A Word from Pastor Lisa: The Things That Make for Peace
And suddenly there was with the angel a multitude of the heavenly host, praising God and saying, “Glory to God in the highest heaven, and on earth peace among those whom [God] favors!”
–Luke 2:13-14 (NRSV)
When our daughter was about two years old, she entered the “Mine!” phase, grabbing toys and art supplies away from other children at daycare. In addition to correcting her, we read to her Todd Parr’s The Peace Book, a brightly illustrated children’s book with lovely thoughts about peace: “Peace is saying you’re sorry when you hurt someone. Peace is helping your neighbor. Peace is thinking about someone you love.” We talked about what it meant to be a peacemaker with her friends at school.
Soon after I asked her on the way to daycare, “Are you going to be a peacemaker today?” She responded, “No, I’m going to be a waffle maker!”
After I stopped laughing, I thought how true that was for most of us. It’s a lot more fun to be a waffle maker than a peacemaker. Peacemaking is hard work, and yet it’s an essential invitation to us as we embark on the second week of Advent. The second candle of Advent is typically described as the peace candle, and it harkens back to the moment when the angels proclaimed to the shepherds “peace on earth” at the birth of Jesus.

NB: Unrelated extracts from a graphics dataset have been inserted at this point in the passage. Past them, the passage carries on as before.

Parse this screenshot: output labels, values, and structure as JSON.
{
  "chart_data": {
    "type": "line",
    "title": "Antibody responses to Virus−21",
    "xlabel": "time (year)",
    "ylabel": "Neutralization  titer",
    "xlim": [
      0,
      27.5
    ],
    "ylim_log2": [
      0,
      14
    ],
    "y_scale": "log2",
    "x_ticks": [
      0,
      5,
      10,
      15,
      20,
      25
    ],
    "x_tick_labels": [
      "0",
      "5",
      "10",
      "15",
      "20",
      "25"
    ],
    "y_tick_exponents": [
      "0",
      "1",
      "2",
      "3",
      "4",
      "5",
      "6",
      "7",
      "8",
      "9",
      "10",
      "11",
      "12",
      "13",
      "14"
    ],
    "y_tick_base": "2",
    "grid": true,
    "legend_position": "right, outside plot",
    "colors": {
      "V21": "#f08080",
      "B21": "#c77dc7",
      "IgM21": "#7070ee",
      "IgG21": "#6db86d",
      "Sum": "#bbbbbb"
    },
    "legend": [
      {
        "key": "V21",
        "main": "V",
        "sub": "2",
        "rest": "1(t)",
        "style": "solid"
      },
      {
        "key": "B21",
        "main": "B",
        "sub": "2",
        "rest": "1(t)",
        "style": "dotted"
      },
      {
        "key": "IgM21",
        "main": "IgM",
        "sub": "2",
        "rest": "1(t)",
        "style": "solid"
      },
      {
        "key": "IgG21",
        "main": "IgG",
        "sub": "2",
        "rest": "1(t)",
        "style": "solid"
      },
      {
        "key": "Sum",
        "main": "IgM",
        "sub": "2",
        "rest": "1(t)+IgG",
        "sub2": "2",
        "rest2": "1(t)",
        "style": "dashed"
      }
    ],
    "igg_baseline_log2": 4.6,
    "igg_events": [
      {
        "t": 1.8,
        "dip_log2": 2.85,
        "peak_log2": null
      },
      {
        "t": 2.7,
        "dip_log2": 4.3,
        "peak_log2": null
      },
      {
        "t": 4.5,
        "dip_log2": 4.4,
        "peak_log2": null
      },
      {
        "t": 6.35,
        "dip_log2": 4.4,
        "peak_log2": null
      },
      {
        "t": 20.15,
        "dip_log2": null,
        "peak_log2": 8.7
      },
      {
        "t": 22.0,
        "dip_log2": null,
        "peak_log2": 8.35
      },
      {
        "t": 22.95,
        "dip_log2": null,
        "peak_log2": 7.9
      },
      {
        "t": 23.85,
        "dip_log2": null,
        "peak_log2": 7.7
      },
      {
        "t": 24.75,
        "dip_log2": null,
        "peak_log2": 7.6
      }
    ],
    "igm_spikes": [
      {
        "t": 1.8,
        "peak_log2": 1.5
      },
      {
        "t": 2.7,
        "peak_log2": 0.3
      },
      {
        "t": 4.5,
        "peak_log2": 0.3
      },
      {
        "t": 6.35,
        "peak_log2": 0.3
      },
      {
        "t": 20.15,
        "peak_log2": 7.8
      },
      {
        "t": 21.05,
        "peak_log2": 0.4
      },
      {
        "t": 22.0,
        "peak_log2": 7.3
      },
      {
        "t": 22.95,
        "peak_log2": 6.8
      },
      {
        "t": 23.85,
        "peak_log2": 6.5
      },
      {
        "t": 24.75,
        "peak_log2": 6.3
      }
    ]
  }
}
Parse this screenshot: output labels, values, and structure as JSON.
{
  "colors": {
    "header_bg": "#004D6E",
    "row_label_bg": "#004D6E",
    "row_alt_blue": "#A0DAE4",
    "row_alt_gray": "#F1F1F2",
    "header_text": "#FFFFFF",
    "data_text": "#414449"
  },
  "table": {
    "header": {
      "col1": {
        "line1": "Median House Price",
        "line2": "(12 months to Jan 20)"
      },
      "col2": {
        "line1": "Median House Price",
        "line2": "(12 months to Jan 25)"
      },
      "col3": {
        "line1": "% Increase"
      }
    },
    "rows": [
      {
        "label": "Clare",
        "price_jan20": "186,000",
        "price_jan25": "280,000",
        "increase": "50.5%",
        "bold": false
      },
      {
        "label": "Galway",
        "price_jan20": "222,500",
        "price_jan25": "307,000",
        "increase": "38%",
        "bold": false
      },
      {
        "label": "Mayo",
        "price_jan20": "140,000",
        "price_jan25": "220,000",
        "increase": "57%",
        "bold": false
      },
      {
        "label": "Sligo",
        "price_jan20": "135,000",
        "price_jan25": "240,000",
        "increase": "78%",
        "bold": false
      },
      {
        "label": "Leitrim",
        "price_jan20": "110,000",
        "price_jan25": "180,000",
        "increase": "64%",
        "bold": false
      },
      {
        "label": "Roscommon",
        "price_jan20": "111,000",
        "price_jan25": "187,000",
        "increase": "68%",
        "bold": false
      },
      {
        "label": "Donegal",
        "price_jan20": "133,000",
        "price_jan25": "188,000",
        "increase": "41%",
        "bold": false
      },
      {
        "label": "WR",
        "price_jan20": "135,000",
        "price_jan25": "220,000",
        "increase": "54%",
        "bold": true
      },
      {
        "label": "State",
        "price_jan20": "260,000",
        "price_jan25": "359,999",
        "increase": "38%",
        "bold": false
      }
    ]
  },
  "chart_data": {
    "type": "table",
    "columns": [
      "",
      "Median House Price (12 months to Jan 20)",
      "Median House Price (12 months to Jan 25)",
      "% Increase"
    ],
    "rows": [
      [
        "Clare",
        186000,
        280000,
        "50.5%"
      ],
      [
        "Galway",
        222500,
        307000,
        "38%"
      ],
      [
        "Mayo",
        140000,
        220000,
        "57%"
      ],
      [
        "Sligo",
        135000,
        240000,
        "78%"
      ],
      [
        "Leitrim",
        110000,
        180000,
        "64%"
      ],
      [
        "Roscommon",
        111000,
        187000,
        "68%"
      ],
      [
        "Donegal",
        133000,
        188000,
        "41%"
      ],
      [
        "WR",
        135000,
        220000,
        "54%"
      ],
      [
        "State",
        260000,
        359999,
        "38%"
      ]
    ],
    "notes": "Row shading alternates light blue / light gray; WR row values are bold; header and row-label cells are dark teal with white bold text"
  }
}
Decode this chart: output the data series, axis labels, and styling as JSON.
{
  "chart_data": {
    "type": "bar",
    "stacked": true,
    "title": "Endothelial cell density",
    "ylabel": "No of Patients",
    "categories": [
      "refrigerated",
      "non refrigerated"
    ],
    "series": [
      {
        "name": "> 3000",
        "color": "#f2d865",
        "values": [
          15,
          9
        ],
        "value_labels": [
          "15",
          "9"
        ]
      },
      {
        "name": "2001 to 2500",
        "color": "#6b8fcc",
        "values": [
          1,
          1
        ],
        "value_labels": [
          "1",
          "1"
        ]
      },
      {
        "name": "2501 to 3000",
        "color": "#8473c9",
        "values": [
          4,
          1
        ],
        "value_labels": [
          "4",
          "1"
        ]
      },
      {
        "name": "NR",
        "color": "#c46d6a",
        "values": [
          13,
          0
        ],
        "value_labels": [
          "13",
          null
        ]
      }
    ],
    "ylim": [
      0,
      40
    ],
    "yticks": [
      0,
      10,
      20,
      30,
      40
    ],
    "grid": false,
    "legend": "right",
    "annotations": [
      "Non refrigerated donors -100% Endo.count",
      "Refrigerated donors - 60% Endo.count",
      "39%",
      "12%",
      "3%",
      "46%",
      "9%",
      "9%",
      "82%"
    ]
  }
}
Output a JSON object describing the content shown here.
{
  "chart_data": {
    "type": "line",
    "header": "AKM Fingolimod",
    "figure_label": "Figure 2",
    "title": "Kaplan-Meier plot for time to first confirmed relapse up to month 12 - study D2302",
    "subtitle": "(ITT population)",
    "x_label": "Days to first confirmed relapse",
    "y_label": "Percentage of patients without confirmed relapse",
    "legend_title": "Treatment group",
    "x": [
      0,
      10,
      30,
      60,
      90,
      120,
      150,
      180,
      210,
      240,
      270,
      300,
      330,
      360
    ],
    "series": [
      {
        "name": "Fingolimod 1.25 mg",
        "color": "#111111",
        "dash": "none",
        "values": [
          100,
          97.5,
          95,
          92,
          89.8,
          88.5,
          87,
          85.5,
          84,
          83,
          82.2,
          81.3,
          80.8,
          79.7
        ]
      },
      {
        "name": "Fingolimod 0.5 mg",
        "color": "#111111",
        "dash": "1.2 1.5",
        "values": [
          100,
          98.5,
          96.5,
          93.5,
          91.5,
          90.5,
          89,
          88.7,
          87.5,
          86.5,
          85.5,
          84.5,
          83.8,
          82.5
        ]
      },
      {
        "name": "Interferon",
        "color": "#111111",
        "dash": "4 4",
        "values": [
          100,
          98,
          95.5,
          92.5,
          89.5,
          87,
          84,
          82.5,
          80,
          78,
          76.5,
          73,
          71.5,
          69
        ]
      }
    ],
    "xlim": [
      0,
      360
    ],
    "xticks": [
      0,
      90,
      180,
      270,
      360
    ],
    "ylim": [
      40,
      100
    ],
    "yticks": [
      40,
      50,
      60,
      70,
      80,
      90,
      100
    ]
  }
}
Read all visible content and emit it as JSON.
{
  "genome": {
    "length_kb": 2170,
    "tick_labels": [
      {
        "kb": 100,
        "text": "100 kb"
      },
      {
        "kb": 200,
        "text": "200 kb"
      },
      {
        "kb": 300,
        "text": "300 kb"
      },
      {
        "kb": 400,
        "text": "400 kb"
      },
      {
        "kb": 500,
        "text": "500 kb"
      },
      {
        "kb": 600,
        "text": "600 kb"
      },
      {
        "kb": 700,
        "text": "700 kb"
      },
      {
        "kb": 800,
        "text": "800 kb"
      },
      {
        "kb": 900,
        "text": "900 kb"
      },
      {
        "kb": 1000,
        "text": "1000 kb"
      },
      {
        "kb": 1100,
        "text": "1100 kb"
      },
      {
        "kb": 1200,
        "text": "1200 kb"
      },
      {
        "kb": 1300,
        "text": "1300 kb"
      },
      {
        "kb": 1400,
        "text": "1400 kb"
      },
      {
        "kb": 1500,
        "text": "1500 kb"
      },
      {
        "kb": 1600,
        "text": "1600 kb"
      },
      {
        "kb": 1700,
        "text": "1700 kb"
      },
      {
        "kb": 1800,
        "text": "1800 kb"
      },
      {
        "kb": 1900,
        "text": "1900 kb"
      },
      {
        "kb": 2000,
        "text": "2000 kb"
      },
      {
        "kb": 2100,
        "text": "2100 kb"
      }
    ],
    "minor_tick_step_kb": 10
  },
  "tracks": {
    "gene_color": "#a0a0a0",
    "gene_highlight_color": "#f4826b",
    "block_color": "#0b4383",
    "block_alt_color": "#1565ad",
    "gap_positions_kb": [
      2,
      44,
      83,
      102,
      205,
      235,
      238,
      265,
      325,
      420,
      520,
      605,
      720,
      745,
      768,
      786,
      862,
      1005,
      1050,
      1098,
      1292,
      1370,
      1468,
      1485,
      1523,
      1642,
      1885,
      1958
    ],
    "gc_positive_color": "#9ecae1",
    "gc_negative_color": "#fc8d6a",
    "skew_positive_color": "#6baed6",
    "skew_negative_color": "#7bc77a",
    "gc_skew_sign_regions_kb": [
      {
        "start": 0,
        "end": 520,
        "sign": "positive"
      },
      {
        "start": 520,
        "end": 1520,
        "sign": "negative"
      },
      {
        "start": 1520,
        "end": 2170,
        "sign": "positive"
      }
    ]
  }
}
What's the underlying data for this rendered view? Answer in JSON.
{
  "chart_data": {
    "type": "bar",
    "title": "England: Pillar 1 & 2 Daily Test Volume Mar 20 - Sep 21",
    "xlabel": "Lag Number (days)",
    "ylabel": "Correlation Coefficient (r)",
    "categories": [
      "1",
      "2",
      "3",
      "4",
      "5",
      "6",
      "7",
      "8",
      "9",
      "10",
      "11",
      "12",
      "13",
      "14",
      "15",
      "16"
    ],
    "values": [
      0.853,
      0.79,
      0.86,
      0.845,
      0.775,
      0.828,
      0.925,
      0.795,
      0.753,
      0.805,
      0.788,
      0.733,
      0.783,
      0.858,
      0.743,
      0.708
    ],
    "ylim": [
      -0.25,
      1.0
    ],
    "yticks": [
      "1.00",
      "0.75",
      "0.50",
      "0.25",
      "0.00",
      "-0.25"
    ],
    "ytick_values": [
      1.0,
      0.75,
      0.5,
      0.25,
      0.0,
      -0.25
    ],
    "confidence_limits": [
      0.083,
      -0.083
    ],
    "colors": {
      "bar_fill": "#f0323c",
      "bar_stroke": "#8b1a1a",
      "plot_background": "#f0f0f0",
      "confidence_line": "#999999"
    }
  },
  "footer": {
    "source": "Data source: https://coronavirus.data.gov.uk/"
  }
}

“Peace comes from heaven down to earth, but it is always and ever a heavenly gift of God,” write John Dominic Crossan and Marcus Borg in The First Christmas: What the Gospels Really Teach About Jesus’ Birth. In the time of Jesus, the Roman vision for peace provided by the allegedly divine Caesar Augustus was peace through military might and violent victory. In contrast, the Christian vision through the divine Jesus was peace through justice and love.
Crossan and Borg remind us that the world has never established peace through victory. Victory creates a temporary peace, to be sure, but more of a lull in violence. Soon after, violence returns and worse than before. We get caught up in the myth of redemptive violence. At the end of Luke’s Gospel, before his crucifixion, Jesus laments for the city of Jerusalem. He weeps over it and cries, “If you, even you, had only recognized the things that make for peace! But now they are hidden from your eyes” (Luke 19:41-42, NRSV). The irony is that the people did not recognize him – the Prince of Peace – even as he dwelled among them.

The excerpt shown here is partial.